Nel frattempo, taglia la scamorza a cubetti di un centimetro, belli regolari. Togli il budello al salame e riducilo a tocchetti più piccoli, mezzo centimetro circa, che si scioglieranno in bocca.
Setaccia la ricotta in una ciotola grande, come fosse neve soffice. Aggiungi le uova, i formaggi grattugiati, un'altra generosa presa di sale e una bella macinata di pepe nero. Monta con le fruste finché non diventa una crema liscia e omogenea.
Aggiungi il semolino tiepido a cucchiaiate, sempre mescolando con le fruste. Se vedi che l'impasto si fa troppo denso, versa il latte a filo, poco alla volta, fino a ottenere una consistenza morbida e cremosa, che scivoli dal cucchiaio senza sforzo.

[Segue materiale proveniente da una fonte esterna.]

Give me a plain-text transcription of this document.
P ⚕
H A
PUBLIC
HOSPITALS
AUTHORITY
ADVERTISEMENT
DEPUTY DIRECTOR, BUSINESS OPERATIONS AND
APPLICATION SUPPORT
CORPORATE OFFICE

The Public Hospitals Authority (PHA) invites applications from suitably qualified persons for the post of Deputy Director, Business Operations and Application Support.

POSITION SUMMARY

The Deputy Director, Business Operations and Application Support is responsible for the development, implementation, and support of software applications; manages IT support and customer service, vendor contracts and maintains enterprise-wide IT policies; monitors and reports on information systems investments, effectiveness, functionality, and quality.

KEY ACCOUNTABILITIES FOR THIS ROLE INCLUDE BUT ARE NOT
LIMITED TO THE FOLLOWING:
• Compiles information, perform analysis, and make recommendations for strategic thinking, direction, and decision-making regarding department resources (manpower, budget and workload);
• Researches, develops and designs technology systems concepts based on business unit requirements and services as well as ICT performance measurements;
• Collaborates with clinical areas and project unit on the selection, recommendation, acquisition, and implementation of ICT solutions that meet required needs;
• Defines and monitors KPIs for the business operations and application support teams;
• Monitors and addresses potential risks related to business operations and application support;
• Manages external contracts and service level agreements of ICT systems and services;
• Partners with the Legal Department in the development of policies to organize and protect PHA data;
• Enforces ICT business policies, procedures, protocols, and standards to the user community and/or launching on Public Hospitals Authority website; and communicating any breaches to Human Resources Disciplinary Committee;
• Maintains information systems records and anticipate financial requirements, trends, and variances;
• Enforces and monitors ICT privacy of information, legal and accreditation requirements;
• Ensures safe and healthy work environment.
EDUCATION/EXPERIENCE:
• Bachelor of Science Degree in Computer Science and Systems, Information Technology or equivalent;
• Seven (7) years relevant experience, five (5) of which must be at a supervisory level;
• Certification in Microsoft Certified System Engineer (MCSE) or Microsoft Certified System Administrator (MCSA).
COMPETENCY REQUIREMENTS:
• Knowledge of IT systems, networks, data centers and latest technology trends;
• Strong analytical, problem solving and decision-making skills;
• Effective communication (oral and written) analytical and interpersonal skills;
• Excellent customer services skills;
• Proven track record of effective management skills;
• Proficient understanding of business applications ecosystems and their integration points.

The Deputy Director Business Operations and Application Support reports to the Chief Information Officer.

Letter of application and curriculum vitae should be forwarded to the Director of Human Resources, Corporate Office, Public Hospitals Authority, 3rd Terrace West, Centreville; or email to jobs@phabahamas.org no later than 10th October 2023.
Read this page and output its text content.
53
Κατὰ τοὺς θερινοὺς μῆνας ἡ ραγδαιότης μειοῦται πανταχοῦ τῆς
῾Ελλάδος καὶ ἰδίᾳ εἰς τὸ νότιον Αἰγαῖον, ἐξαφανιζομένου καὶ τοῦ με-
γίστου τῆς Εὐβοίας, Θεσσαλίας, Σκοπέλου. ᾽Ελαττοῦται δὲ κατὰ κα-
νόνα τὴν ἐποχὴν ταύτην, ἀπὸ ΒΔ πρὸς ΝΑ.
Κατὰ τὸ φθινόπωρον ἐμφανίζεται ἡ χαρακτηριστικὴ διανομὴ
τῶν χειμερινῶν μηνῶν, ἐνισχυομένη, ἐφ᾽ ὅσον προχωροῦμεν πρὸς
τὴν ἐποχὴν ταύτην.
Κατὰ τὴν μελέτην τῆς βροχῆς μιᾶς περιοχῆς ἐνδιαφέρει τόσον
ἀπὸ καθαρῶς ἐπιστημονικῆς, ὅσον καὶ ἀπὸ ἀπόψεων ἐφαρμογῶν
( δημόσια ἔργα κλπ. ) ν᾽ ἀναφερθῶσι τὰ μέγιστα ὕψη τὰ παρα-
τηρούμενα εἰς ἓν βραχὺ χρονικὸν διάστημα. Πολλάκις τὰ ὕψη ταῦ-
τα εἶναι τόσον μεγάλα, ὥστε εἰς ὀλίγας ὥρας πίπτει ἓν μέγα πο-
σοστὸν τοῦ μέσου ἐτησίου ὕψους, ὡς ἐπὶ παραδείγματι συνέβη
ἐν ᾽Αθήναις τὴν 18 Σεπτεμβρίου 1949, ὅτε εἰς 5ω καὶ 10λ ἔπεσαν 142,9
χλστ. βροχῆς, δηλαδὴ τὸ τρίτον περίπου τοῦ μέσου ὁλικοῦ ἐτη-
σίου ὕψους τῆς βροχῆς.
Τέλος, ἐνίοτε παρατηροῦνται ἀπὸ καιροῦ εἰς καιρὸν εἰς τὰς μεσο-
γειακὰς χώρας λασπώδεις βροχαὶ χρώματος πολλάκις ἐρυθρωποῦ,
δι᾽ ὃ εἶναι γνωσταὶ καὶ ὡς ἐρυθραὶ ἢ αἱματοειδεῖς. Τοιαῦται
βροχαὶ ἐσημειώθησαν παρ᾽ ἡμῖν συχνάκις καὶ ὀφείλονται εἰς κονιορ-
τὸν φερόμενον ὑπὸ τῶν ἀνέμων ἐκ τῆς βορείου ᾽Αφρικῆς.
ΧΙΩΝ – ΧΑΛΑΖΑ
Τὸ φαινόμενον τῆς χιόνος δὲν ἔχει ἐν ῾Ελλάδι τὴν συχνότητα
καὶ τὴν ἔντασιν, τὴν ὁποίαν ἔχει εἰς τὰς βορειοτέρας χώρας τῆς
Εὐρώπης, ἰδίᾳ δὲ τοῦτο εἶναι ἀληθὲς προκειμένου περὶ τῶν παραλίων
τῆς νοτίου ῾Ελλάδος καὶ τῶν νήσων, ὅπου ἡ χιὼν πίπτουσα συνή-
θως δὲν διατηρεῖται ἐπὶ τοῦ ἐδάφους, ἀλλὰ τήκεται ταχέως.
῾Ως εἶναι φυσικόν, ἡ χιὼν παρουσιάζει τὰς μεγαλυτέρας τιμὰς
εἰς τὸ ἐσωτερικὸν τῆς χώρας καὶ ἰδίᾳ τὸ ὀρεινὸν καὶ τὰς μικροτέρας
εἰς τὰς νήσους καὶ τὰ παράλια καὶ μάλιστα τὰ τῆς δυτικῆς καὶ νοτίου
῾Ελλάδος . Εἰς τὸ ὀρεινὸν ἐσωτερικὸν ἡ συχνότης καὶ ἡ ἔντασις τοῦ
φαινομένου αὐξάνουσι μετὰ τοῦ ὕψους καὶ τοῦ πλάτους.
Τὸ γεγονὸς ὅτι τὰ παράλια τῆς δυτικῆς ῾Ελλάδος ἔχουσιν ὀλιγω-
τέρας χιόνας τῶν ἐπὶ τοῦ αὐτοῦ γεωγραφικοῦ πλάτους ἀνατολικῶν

Spegni le fruste e unisci i cubetti di scamorza e salame. Mescola delicatamente con una spatola, come se accarezzassi l'impasto, per distribuire bene i pezzetti senza romperli.
Imburra generosamente uno stampo da 28 cm e spolverizza con semolino o farina di mais, facendo aderire bene e scuotendo via l'eccesso. Versa il composto e livella la superficie con il dorso di un cucchiaio bagnato.
Inforna in forno statico già caldo a 180°C per 60 minuti. Poi copri con carta stagnola e prosegui la cottura per altri 45 minuti. In totale cuocerà per 105 minuti: sarà pronto quando la superficie sarà dorata e una lama infilata al centro uscirà asciutta.
Lascia intiepidire nella sua forma per almeno mezz'ora, poi sforma su una gratella. Taglia a fette spesse e servilo tiepido o a temperatura ambiente, magari con un filo d'olio extravergine a crudo.